Monika: What do you think about transgender stories or characters which have been featured in Belgian films, newspapers or books so far?
Petra: Only recently transgender people are portrayed as “normal”, as it has been for gay people since twenty years almost. We are twenty years behind…
Before transpeople were always shown as freaks, as abnormal or at least as curiosities. This is now changing. But what happens on television or in the media, does not translate in the streets yet…
Monika: Could you tell me about the importance of love in your life?
Petra: Love is very important. What can I say? I love my partner, my friends, my animals, nature… but I also try to live a little bit as a Buddhist, and love everybody and everything. Only in this way the world can become a better place, for all of us.
Monika: Many transgender ladies write their memoirs. Have you ever thought about writing such a book yourself?
Petra: It is already written. :) I am just hesitant to publish it, because I hope to live many more years, and so I keep rewriting it all the time…
Monika: Are you working on any new projects now?

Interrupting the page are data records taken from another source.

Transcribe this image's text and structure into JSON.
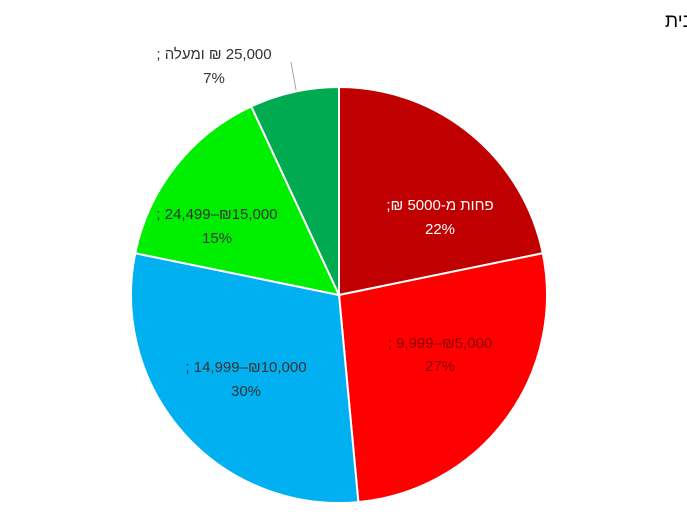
{
  "chart_data": {
    "type": "pie",
    "title": "% מתוך אלו שפוטרו/נמצאים בחל\"ת, לפי הכנסה חודשית ברוטו של משק בית",
    "legend": "none",
    "slices": [
      {
        "label": "פחות מ-5000 ₪;",
        "value": 22,
        "value_label": "22%",
        "color": "#C00000",
        "text_color": "#ffffff"
      },
      {
        "label": "₪5,000–9,999 ;",
        "value": 27,
        "value_label": "27%",
        "color": "#FF0000",
        "text_color": "#8B0000"
      },
      {
        "label": "₪10,000–14,999 ;",
        "value": 30,
        "value_label": "30%",
        "color": "#00B0F0",
        "text_color": "#333333"
      },
      {
        "label": "₪15,000–24,499 ;",
        "value": 15,
        "value_label": "15%",
        "color": "#00EE00",
        "text_color": "#333333"
      },
      {
        "label": "25,000 ₪ ומעלה ;",
        "value": 7,
        "value_label": "7%",
        "color": "#00AA50",
        "text_color": "#333333"
      }
    ]
  }
}
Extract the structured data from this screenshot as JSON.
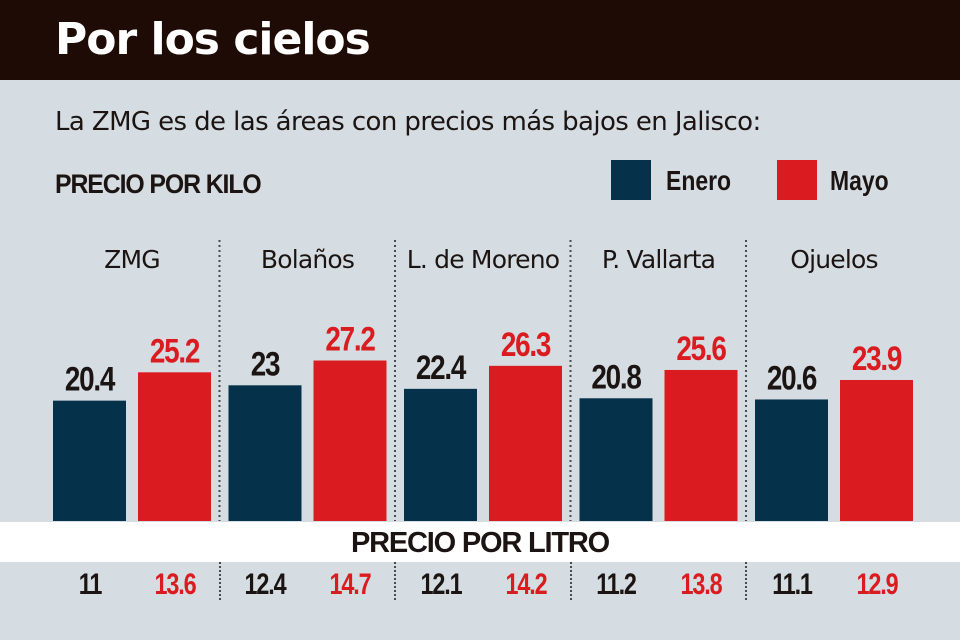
{
  "header": {
    "title": "Por los cielos"
  },
  "subtitle": "La ZMG es de las áreas con precios más bajos en Jalisco:",
  "colors": {
    "header_bg": "#1e0b06",
    "background": "#d5dde2",
    "enero": "#05314a",
    "mayo": "#da1b1f",
    "enero_text": "#1b1412",
    "mayo_text": "#da1b1f"
  },
  "chart_data": {
    "type": "bar",
    "title": "PRECIO POR KILO",
    "categories": [
      "ZMG",
      "Bolaños",
      "L. de Moreno",
      "P. Vallarta",
      "Ojuelos"
    ],
    "legend": [
      "Enero",
      "Mayo"
    ],
    "legend_position": "top-right",
    "grid": false,
    "series": [
      {
        "name": "Enero",
        "values": [
          20.4,
          23,
          22.4,
          20.8,
          20.6
        ],
        "labels": [
          "20.4",
          "23",
          "22.4",
          "20.8",
          "20.6"
        ]
      },
      {
        "name": "Mayo",
        "values": [
          25.2,
          27.2,
          26.3,
          25.6,
          23.9
        ],
        "labels": [
          "25.2",
          "27.2",
          "26.3",
          "25.6",
          "23.9"
        ]
      }
    ],
    "xlabel": "",
    "ylabel": ""
  },
  "litro": {
    "title": "PRECIO POR LITRO",
    "enero": [
      "11",
      "12.4",
      "12.1",
      "11.2",
      "11.1"
    ],
    "mayo": [
      "13.6",
      "14.7",
      "14.2",
      "13.8",
      "12.9"
    ]
  }
}
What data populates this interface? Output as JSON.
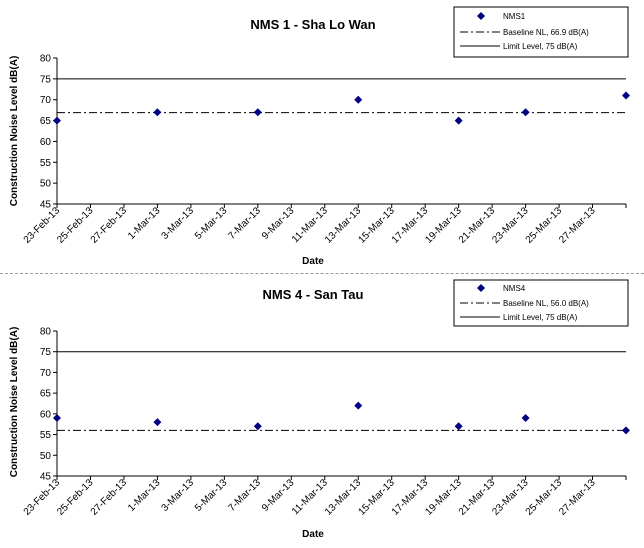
{
  "charts": [
    {
      "title": "NMS 1 - Sha Lo Wan",
      "xlabel": "Date",
      "ylabel": "Construction Noise Level  dB(A)",
      "legend": {
        "series": "NMS1",
        "baseline": "Baseline NL, 66.9 dB(A)",
        "limit": "Limit Level, 75 dB(A)"
      }
    },
    {
      "title": "NMS 4 - San Tau",
      "xlabel": "Date",
      "ylabel": "Construction Noise Level  dB(A)",
      "legend": {
        "series": "NMS4",
        "baseline": "Baseline NL, 56.0 dB(A)",
        "limit": "Limit Level, 75 dB(A)"
      }
    }
  ],
  "chart_data": [
    {
      "type": "scatter",
      "title": "NMS 1 - Sha Lo Wan",
      "xlabel": "Date",
      "ylabel": "Construction Noise Level  dB(A)",
      "ylim": [
        45,
        80
      ],
      "yticks": [
        45,
        50,
        55,
        60,
        65,
        70,
        75,
        80
      ],
      "xlim": [
        "2013-02-23",
        "2013-03-29"
      ],
      "xticks": [
        "23-Feb-13",
        "25-Feb-13",
        "27-Feb-13",
        "1-Mar-13",
        "3-Mar-13",
        "5-Mar-13",
        "7-Mar-13",
        "9-Mar-13",
        "11-Mar-13",
        "13-Mar-13",
        "15-Mar-13",
        "17-Mar-13",
        "19-Mar-13",
        "21-Mar-13",
        "23-Mar-13",
        "25-Mar-13",
        "27-Mar-13"
      ],
      "series": [
        {
          "name": "NMS1",
          "color": "#000080",
          "marker": "diamond",
          "x": [
            "2013-02-23",
            "2013-03-01",
            "2013-03-07",
            "2013-03-13",
            "2013-03-19",
            "2013-03-23",
            "2013-03-29"
          ],
          "y": [
            65,
            67,
            67,
            70,
            65,
            67,
            71
          ]
        }
      ],
      "reference_lines": [
        {
          "name": "Baseline NL, 66.9 dB(A)",
          "value": 66.9,
          "style": "dash-dot"
        },
        {
          "name": "Limit Level, 75 dB(A)",
          "value": 75,
          "style": "solid"
        }
      ],
      "grid": false,
      "legend_position": "top-right"
    },
    {
      "type": "scatter",
      "title": "NMS 4 - San Tau",
      "xlabel": "Date",
      "ylabel": "Construction Noise Level  dB(A)",
      "ylim": [
        45,
        80
      ],
      "yticks": [
        45,
        50,
        55,
        60,
        65,
        70,
        75,
        80
      ],
      "xlim": [
        "2013-02-23",
        "2013-03-29"
      ],
      "xticks": [
        "23-Feb-13",
        "25-Feb-13",
        "27-Feb-13",
        "1-Mar-13",
        "3-Mar-13",
        "5-Mar-13",
        "7-Mar-13",
        "9-Mar-13",
        "11-Mar-13",
        "13-Mar-13",
        "15-Mar-13",
        "17-Mar-13",
        "19-Mar-13",
        "21-Mar-13",
        "23-Mar-13",
        "25-Mar-13",
        "27-Mar-13"
      ],
      "series": [
        {
          "name": "NMS4",
          "color": "#000080",
          "marker": "diamond",
          "x": [
            "2013-02-23",
            "2013-03-01",
            "2013-03-07",
            "2013-03-13",
            "2013-03-19",
            "2013-03-23",
            "2013-03-29"
          ],
          "y": [
            59,
            58,
            57,
            62,
            57,
            59,
            56
          ]
        }
      ],
      "reference_lines": [
        {
          "name": "Baseline NL, 56.0 dB(A)",
          "value": 56.0,
          "style": "dash-dot"
        },
        {
          "name": "Limit Level, 75 dB(A)",
          "value": 75,
          "style": "solid"
        }
      ],
      "grid": false,
      "legend_position": "top-right"
    }
  ]
}
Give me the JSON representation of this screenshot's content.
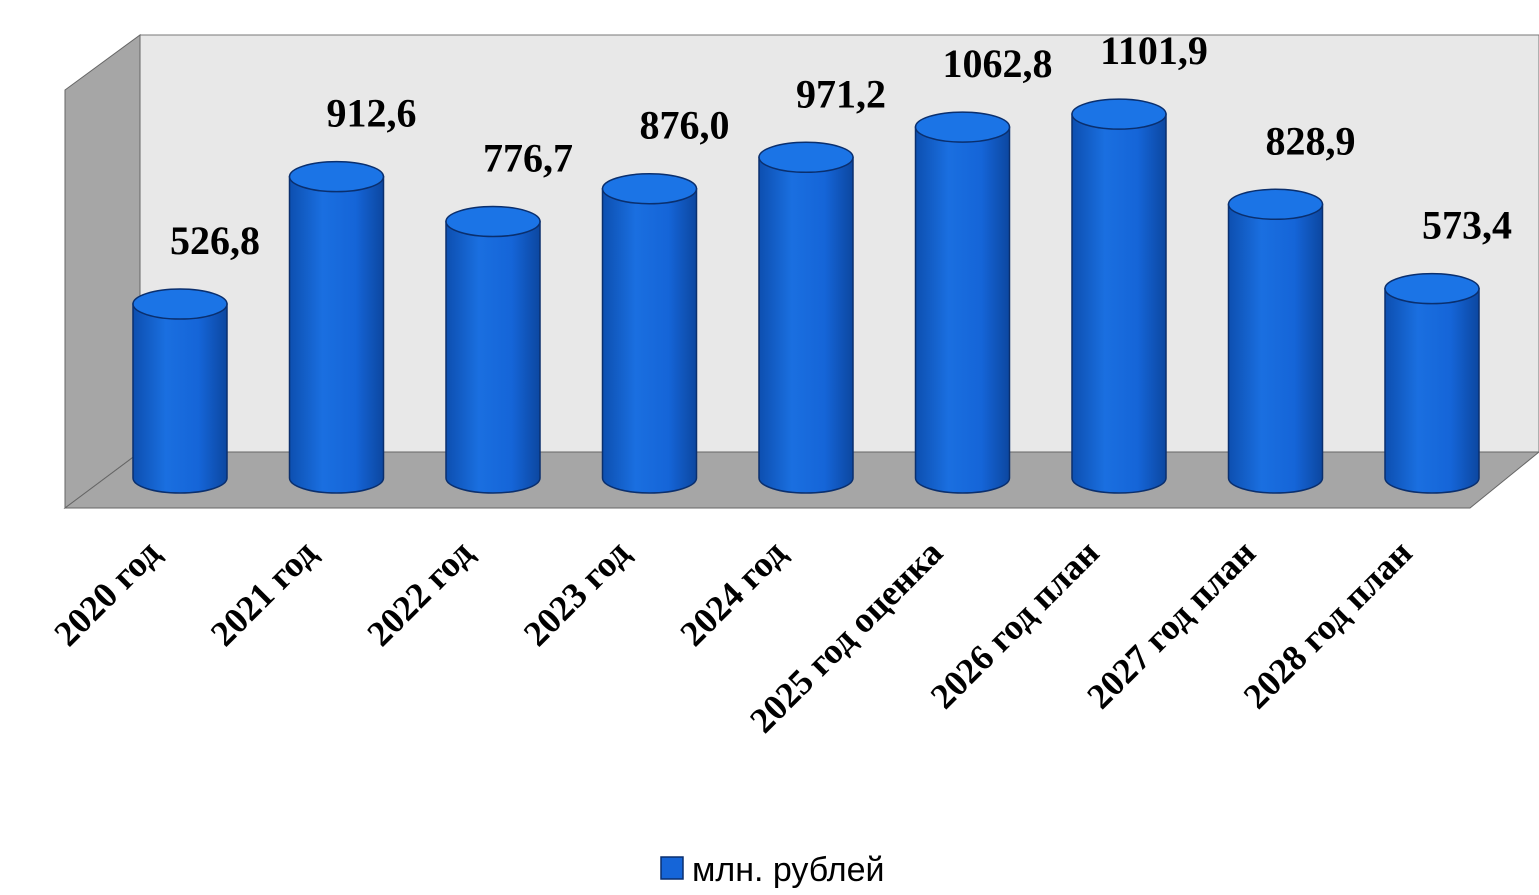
{
  "chart_data": {
    "type": "bar",
    "style": "3d-cylinder",
    "categories": [
      "2020 год",
      "2021 год",
      "2022 год",
      "2023 год",
      "2024 год",
      "2025 год оценка",
      "2026 год план",
      "2027 год план",
      "2028 год план"
    ],
    "values": [
      526.8,
      912.6,
      776.7,
      876.0,
      971.2,
      1062.8,
      1101.9,
      828.9,
      573.4
    ],
    "value_labels": [
      "526,8",
      "912,6",
      "776,7",
      "876,0",
      "971,2",
      "1062,8",
      "1101,9",
      "828,9",
      "573,4"
    ],
    "series": [
      {
        "name": "млн. рублей",
        "values": [
          526.8,
          912.6,
          776.7,
          876.0,
          971.2,
          1062.8,
          1101.9,
          828.9,
          573.4
        ]
      }
    ],
    "legend_position": "bottom-center",
    "grid": false,
    "colors": {
      "bar": "#1565d8",
      "bar_top": "#1b74e6",
      "bar_outline": "#0a2f6e",
      "back_wall": "#e8e8e8",
      "side_wall": "#a6a6a6",
      "floor": "#a6a6a6"
    }
  }
}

Petra: Continuously. Right now, we are working on a legal frame for surrogacy in our country, because we don’t have one. Also in my research group, we are preparing a project on stem cell derived (artificial) gametes. For the rest, I see a lot of infertility patients and keep travelling to Brussels for the political work. I am a 7/7 working person, but happy about it. 
Monika: What would you recommend to all transgender girls struggling with gender dysphoria?
Petra: Do not hesitate and go for it. A better life is waiting!
Monika: Petra, thank you for the interview!

All the photos: courtesy of Petra De Sutter.
© 2014 - Monika Kowalska

On 1 October 2020, Petra De Sutter was appointed Belgium's new Deputy Prime Minister, making her the highest-ranking transgender politician in the world. What a day! Congratulations Petra!!!!